Left: schematic illustration of signal recovery (SR) and percentage of signal recovery (PSR). SR is defined as the difference between the signal intensity immediately after the first pass of the contrast agent (Spost at tpost, in humans usually 60 s after bolus arrival) and the pre-contrast (Spre) signal intensity, while PSR is given by the difference of the signal intensity at tpost to the minimum of the signal intensity-curve (Smin) divided by the difference between pre-contrast (Spre) and minimum (Smin) signal intensity. Right: Influence of TR and TE on the signal-intensity time curve. The stronger the T1-weighting (reduction of TR) and the weaker the T2*- weighting (reduction of TE) the higher Smin and Spost for the identical time curve of the contrast agent concentration (solid line: TR/TE = 1500/50 ms, dashed line: TR/TE = 1200/50 ms, dotted line: TR/TE = 1500/40 ms assuming T1/T2 = 1000/100 ms and r1/r2 = 4/5 l mmol-1 s-1).
Fig 2
Fig 2. Time course of tumor development after intracerebral injection of 10,000 C6-glioma cells.
T2-weighted images (T2w) revealed an increase in tumor mass over time which was accompanied by an increasing area of contrast enhancement (G1-T1w).

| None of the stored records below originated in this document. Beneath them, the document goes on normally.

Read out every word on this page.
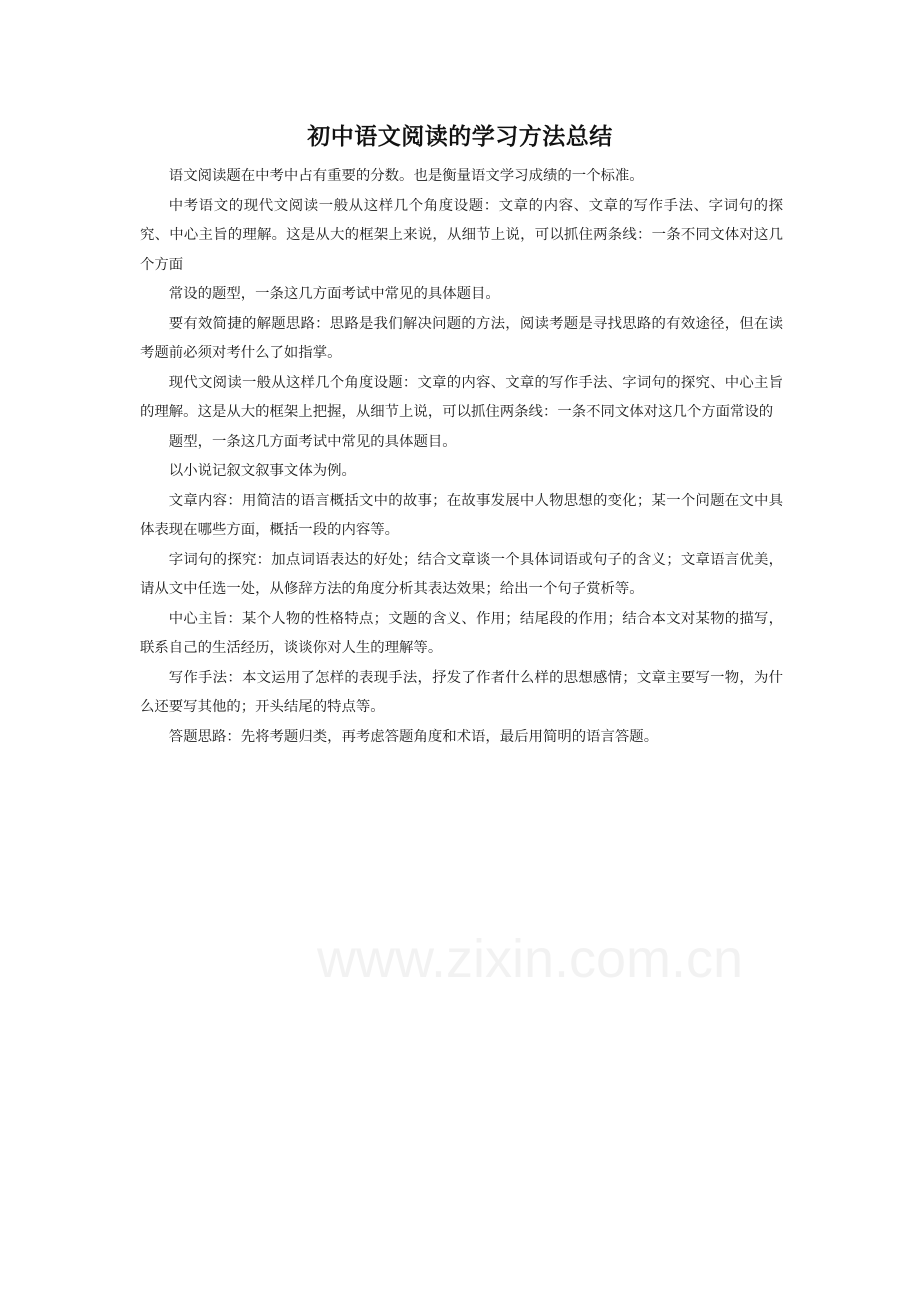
初中语文阅读的学习方法总结

语文阅读题在中考中占有重要的分数。也是衡量语文学习成绩的一个标准。

中考语文的现代文阅读一般从这样几个角度设题：文章的内容、文章的写作手法、字词句的探究、中心主旨的理解。这是从大的框架上来说，从细节上说，可以抓住两条线：一条不同文体对这几个方面

常设的题型，一条这几方面考试中常见的具体题目。

要有效简捷的解题思路：思路是我们解决问题的方法，阅读考题是寻找思路的有效途径，但在读考题前必须对考什么了如指掌。

现代文阅读一般从这样几个角度设题：文章的内容、文章的写作手法、字词句的探究、中心主旨的理解。这是从大的框架上把握，从细节上说，可以抓住两条线：一条不同文体对这几个方面常设的

题型，一条这几方面考试中常见的具体题目。

以小说记叙文叙事文体为例。

文章内容：用简洁的语言概括文中的故事；在故事发展中人物思想的变化；某一个问题在文中具体表现在哪些方面，概括一段的内容等。

字词句的探究：加点词语表达的好处；结合文章谈一个具体词语或句子的含义；文章语言优美，请从文中任选一处，从修辞方法的角度分析其表达效果；给出一个句子赏析等。

中心主旨：某个人物的性格特点；文题的含义、作用；结尾段的作用；结合本文对某物的描写，联系自己的生活经历，谈谈你对人生的理解等。

写作手法：本文运用了怎样的表现手法，抒发了作者什么样的思想感情；文章主要写一物，为什么还要写其他的；开头结尾的特点等。

答题思路：先将考题归类，再考虑答题角度和术语，最后用简明的语言答题。

www.zixin.com.cn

At day 9 maps of percentage of signal recovery (PSR) and signal recovery (SR) indicated a higher capillary permeability in the tumor center (white ring) extending over time. Higher PSR and SR values were also seen in the region of the choroid plexus (open arrow). Higher cerebral blood volume (CBV) was mainly found at the tumor rim (white arrow and ring).
Fig 3
Fig 3. Spatial heterogeneity of cerebral blood volume (CBV) and signal recovery (SR).
Maps of SR (purple) were overlaid on maps of CBV (green) obtained on day 21 after injection of 100,000 C6 cells. Areas of increased CBV were mostly found at the tumor rim whereas signal recovery exceeding the baseline was mainly seen in the tumor center excluding regions which were most likely necrotic (dark on T2 weighted images). Coronally and axially oriented T2-weighted images (T2w) are shown as reference.
Fig 4
Fig 4. Cerebral blood volume (CBV) and vessel density.
The highest CBV was found at the rim of the tumor which also showed the highest vessel density (bar graph) as revealed by immunohistochemistry for von Willebrand factor (vWF, lower row): (left) overview showing the position of the magnified view of the tumor rim (orange box) and tumor center (green box), upper row, left: the corresponding axially oriented T2-weighted image.
Fig 5
Fig 5. Maps of signal recovery (SR), percentage of signal recovery (PSR) and cerebral blood volume (CBV) in comparison.
Recovery of signal intensity at baseline level corresponds to a value of 0% on the SR map and 100% on the PSR map (black arrow). For better comparison the maps were scaled in a way that these two values marked the end of the first third of the entire value range of the respective map. Thus, with the used color coding, regions with a signal increase above baseline appeared yellow to red while those in which the signal intensity did not recover to baseline appeared blue on both maps. The signal-intensity time curve of selected regions of interest (ROI) is shown on the right, lower row. PSR and SR revealed a similar spatial distribution of regions with an increased capillary permeability, with highest level in the tumor center (blue ROI). Low PSR and SR were mostly accompanied by high CBV values (red ROI), whereas the signal intensity on the contralateral side went back to baseline (yellow ROI) within the observation time.
Fig 6
Fig 6. Robustness of signal recovery (SR) and percentage of signal recovery (PSR) maps.
In case of alteration of the bolus peak PSR maps became unusable, while SR still provided exploitable results. On the right the corresponding axially oriented T2-weighted image.